Keto Paratha
Keto Paratha is a deliciously low-carb twist on the traditional Indian flatbread, made with almond flour and spices to create a satisfying breakfast option. It's perfect for those following a ketogenic diet while still craving authentic flavors.

30 minutes
Difficulty: Easy
Indian
250 kcal
Ingredients
- Almond flour - 150 grams
- Psyllium husk - 1 tablespoon
- Coconut flour - 2 tablespoons
- Water - 100 ml
- Salt - 1/2 teaspoon
- Turmeric powder - 1/4 teaspoon
- Cumin powder - 1/2 teaspoon
- Ghee or coconut oil - for cooking
Steps
- In a mixing bowl, combine the almond flour, psyllium husk, coconut flour, salt, turmeric powder, and cumin powder.
- Gradually add water to the dry ingredients, mixing until a dough forms. If the dough is too sticky, add a little more almond flour.
- Knead the dough for a couple of minutes until it is smooth and pliable. Let it rest for 10 minutes.
- Divide the dough into 4 equal portions and roll each portion into a ball.
- On a parchment-lined surface, flatten each ball into a circle about 1/4 inch thick, using a rolling pin.

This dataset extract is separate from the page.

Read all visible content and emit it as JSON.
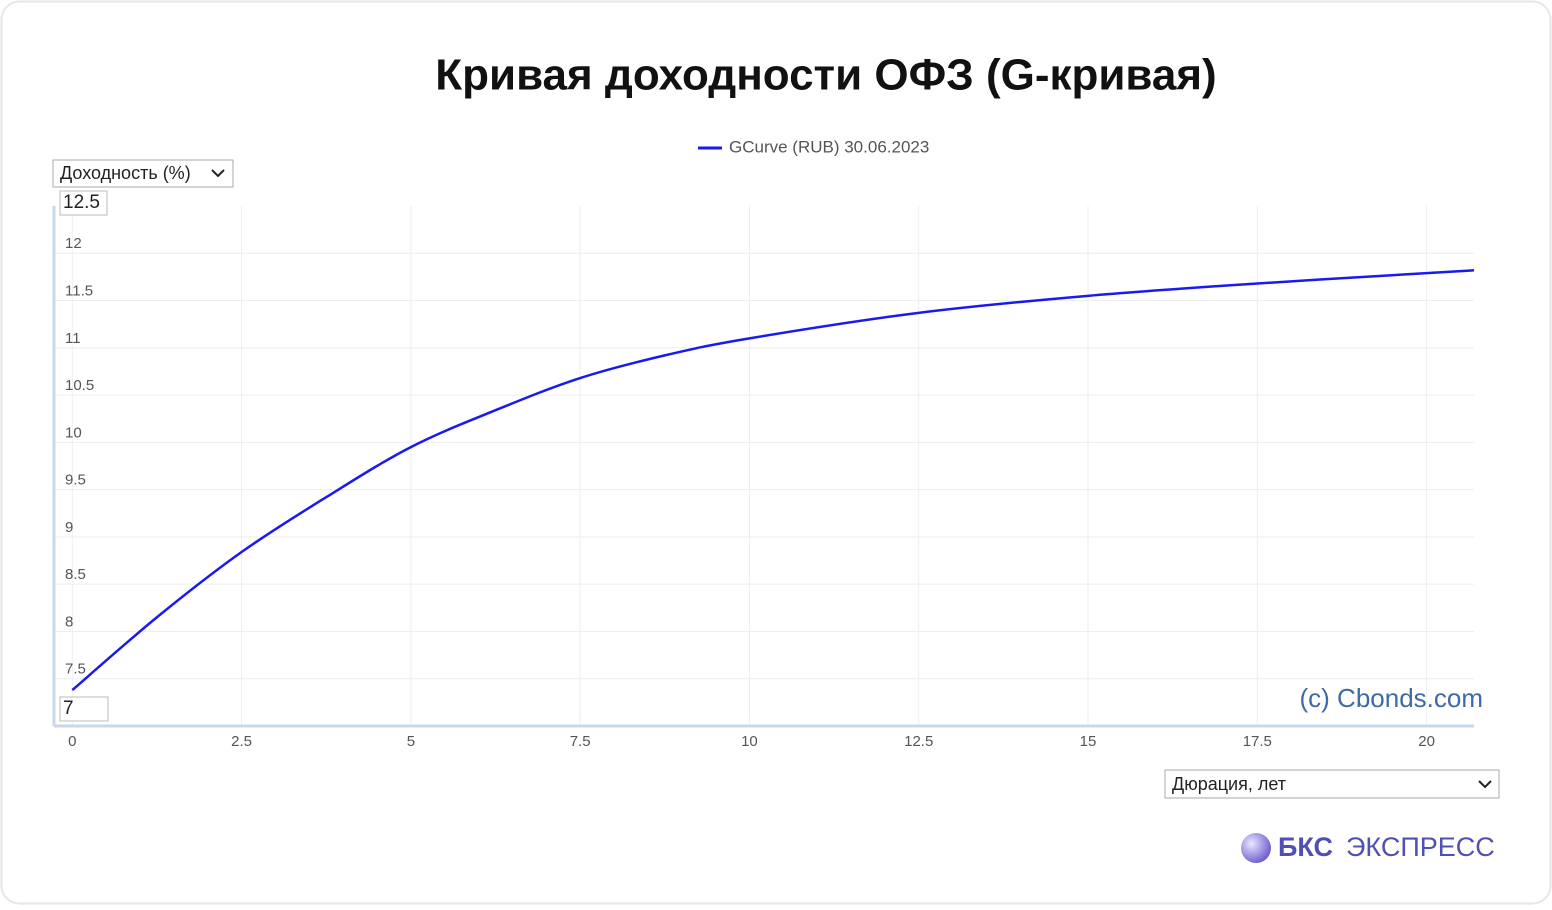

- Heat a non-stick skillet over medium heat and add a teaspoon of ghee or coconut oil.
- Cook each paratha for 2-3 minutes on each side, or until golden brown and cooked through.
- Repeat with the remaining dough, adding more ghee or oil as needed.
Nutrition
- Calories: 250
- Protein: 8 g
- Carbs: 10 g
- Fiber: 4 g
- Sugar: 2 g
- Sodium: 100 mg
- Cholesterol: 0 mg
- Total Fat: 20 g
- Saturated Fat: 2 g
- Unsaturated Fat: 18 g
- Water: 0.1 L
Health Benefits
- Low in carbohydrates, making it suitable for ketogenic diets.
- Rich in healthy fats and fiber, promoting satiety and digestive health.